Ansonsten ist Erdogans Drohung, das Flüchtlingsabkommen aufzukündigen, wenn die Visafreiheit für Türken nicht kommt, ziemlich leer. Denn auch er weiß, dass der massive Rückgang der Flüchtlingszahlen in Europa mehr mit der Schließung der Balkanroute als mit dem Rücknahmeabkommen zwischen der Türkei und der EU zu tun hat. Kündigte er das Abkommen, würden die Europäer ihre Mauern noch höher ziehen und die Türkei bliebe mit ihren 2,5 Millionen Flüchtlingen wieder allein.

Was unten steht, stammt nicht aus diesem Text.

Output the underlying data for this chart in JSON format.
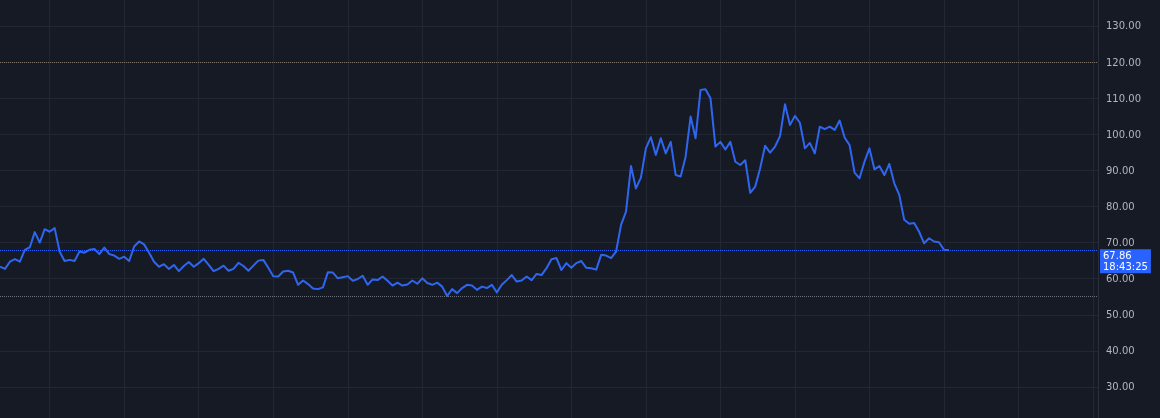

Es flösse dann auch kein Geld. Dabei kann die Türkei die vereinbarten sechs Milliarden Euro Unterstützung angesichts einer schwächelnden Wirtschaft gut gebrauchen.

Erdogan hat sein Land auf dem Weltnothilfe-Gipfel in Istanbul just als "großherzigstes der Welt" gepriesen. Will er die Vertriebenen wirklich ermutigen, sich wieder auf die lebensgefährliche Überfahrt nach Griechenland zu begeben?

Visafreiheit kontra Antiterrorparagraph

Und schließlich: Die Visafreiheit, die Erdogan seinen Landsleuten schon lange versprochen hat, käme bei Kündigung des Abkommens bis auf weiteres auch nicht. Zwar wird Erdogan versuchen, die Schuld dafür allein den "islamfeindlichen" Europäern zuzuschieben. Aber auch in der Türkei wissen viele, dass es Erdogan selbst war, der als Ministerpräsident 2013 die 72 Bedingungen für eine Visafreiheit unterschrieben - aber eben nicht eingelöst - hat.

Die darin geforderte Änderung des türkischen Antiterrorparagrafen kommt ihm nun ungelegen, weil genau dieses Gesetz sein wichtigstes Instrument ist, um die Opposition auszuschalten. Sollte die EU in dieser Frage, wie zu hören ist, tatsächlich zu Kompromissen bereit sein, verlöre sie bei der bedrängten Opposition in der Türkei weiter an Vertrauen. Angeblich könnte die konkrete Anpassung solcher Strafgesetze an europäische Normen den EU-Beitrittsverhandlungen überlassen werden. Die Visafreiheit käme dann bis auf Widerruf. Aber wer glaubt eigentlich noch an Beitrittsgespräche mit der Türkei?

DW-Autor Gunnar Köhne, Istanbul (Foto: DW)
DW-Autor Gunnar Köhne, IstanbulBild: DW

Erdogan braucht die EU - und umgekehrt

Die Türkei ist auf Europa angewiesen - mindestens so sehr wie Europa auf die Türkei, jedenfalls in der Flüchtlingszusammenarbeit. Die EU ist der größte Handelspartner der Türkei - und derzeit ihr einziger wohlwollender außenpolitischer Partner. Russland hat die Beziehungen zu Ankara vorerst abgebrochen, im Weißen Haus bekam Erdogan zuletzt nicht einmal mehr einen Gesprächstermin und auch die meisten arabischen Nachbarn gehen auf Distanz zu ihm. Das ist der Grund, warum Bundeskanzlerin Angela Merkel immer so entspannt aus den - vermutlich polternden - Gesprächen mit Erdogan kommt.

Europa wäre darum gut beraten, die Tiraden aus Ankara als Randnotiz zur Kenntnis nehmen. Und ansonsten nach Kräften den Demokraten in der Türkei beizustehen.